Associate Professor of Landscape Architecture
Director of the Master in Landscape Architecture Program
Harvard Graduate School of Design
garethdoherty
Gund Hall, 302
617-496-4500

Gareth Doherty takes a human-centered approach to design that aspires to shape environmentally and socially just landscapes. Doherty contributes to core knowledge in landscape architecture through applying ethnographic fieldwork and participatory design methodologies to design and theory. This work critically reassesses 20th-century approaches to the observed landscape to advance new pedagogy, tools, and techniques that address contemporary design issues of equity, identity, cultural space, and the human impacts of climate change.

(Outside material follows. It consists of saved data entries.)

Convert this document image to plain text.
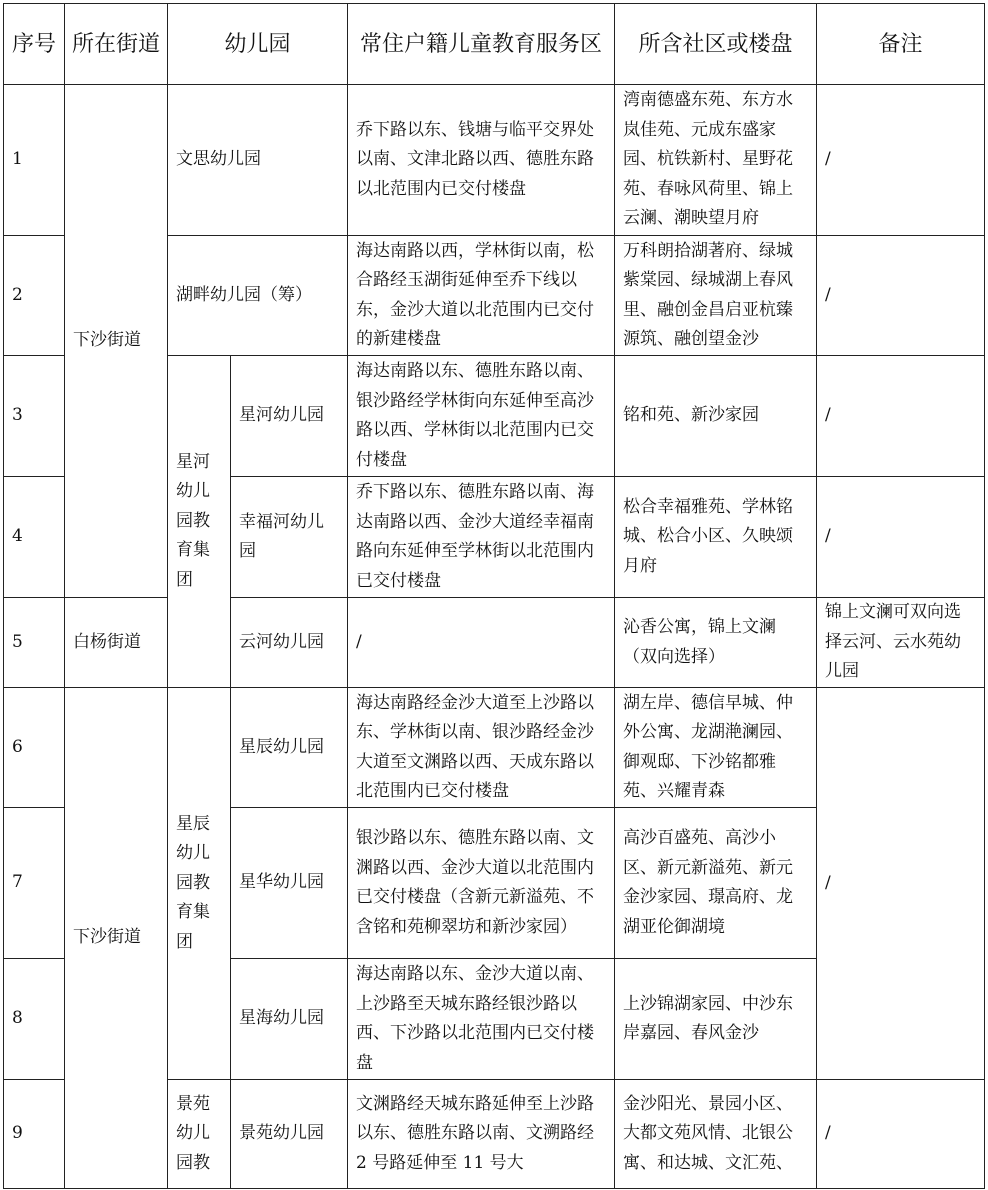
序号	所在街道	幼儿园		常住户籍儿童教育服务区	所含社区或楼盘	备注
1	下沙街道	文思幼儿园		乔下路以东、钱塘与临平交界处以南、文津北路以西、德胜东路以北范围内已交付楼盘	湾南德盛东苑、东方水岚佳苑、元成东盛家园、杭铁新村、星野花苑、春咏风荷里、锦上云澜、潮映望月府	/
2		湖畔幼儿园（筹）		海达南路以西，学林街以南，松合路经玉湖街延伸至乔下线以东，金沙大道以北范围内已交付的新建楼盘	万科朗拾湖著府、绿城紫棠园、绿城湖上春风里、融创金昌启亚杭臻源筑、融创望金沙	/
3		星河幼儿园教育集团	星河幼儿园	海达南路以东、德胜东路以南、银沙路经学林街向东延伸至高沙路以西、学林街以北范围内已交付楼盘	铭和苑、新沙家园	/
4			幸福河幼儿园	乔下路以东、德胜东路以南、海达南路以西、金沙大道经幸福南路向东延伸至学林街以北范围内已交付楼盘	松合幸福雅苑、学林铭城、松合小区、久映颂月府	/
5	白杨街道		云河幼儿园	/	沁香公寓，锦上文澜（双向选择）	锦上文澜可双向选择云河、云水苑幼儿园
6	下沙街道	星辰幼儿园教育集团	星辰幼儿园	海达南路经金沙大道至上沙路以东、学林街以南、银沙路经金沙大道至文渊路以西、天成东路以北范围内已交付楼盘	湖左岸、德信早城、仲外公寓、龙湖滟澜园、御观邸、下沙铭都雅苑、兴耀青森	/
7			星华幼儿园	银沙路以东、德胜东路以南、文渊路以西、金沙大道以北范围内已交付楼盘（含新元新溢苑、不含铭和苑柳翠坊和新沙家园）	高沙百盛苑、高沙小区、新元新溢苑、新元金沙家园、璟高府、龙湖亚伦御湖境	
8			星海幼儿园	海达南路以东、金沙大道以南、上沙路至天城东路经银沙路以西、下沙路以北范围内已交付楼盘	上沙锦湖家园、中沙东岸嘉园、春风金沙	
9		景苑幼儿园教	景苑幼儿园	文渊路经天城东路延伸至上沙路以东、德胜东路以南、文溯路经 2 号路延伸至 11 号大	金沙阳光、景园小区、大都文苑风情、北银公寓、和达城、文汇苑、	/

Through what he terms “landscape fieldwork,” Doherty unravels diverse landscape narratives that have not yet been formally documented. In addition to his recent fieldwork and forthcoming publications on African landscape architecture, Doherty is author of Landscape Fieldwork: How Engaging the World Can Change Design (University of Virginia Press, 2025) and Paradoxes of Green: Landscapes of a City-State (University of California Press, 2017). In Paradoxes of Green, Doherty analyzed a Bahraini category for landscape—green. He spent a year walking through Bahrain, learning local language, talking with people, and recording his encounters with green, as color, space and as an environmental movement.

Doherty’s edited books include: Roberto Burle Marx Lectures: Landscape as Art and Urbanism, Landscape Is…! Essays on the Meaning of Landscape and Is Landscape…? Essays on the Identity of Landscape, edited with Charles Waldheim. Doherty is a founding editor of the New Geographies journal and editor-in-chief of New Geographies 3: Urbanisms of Color. Doherty edited Ecological Urbanism with Mohsen Mostafavi, which has been translated into Chinese, Spanish, and Portuguese.

Doherty's recent research projects have centered on landscape-related practices at various sites across the postcolonial and Islamic worlds, specifically in the Arabian Peninsula, West Africa, and Latin America and the Caribbean.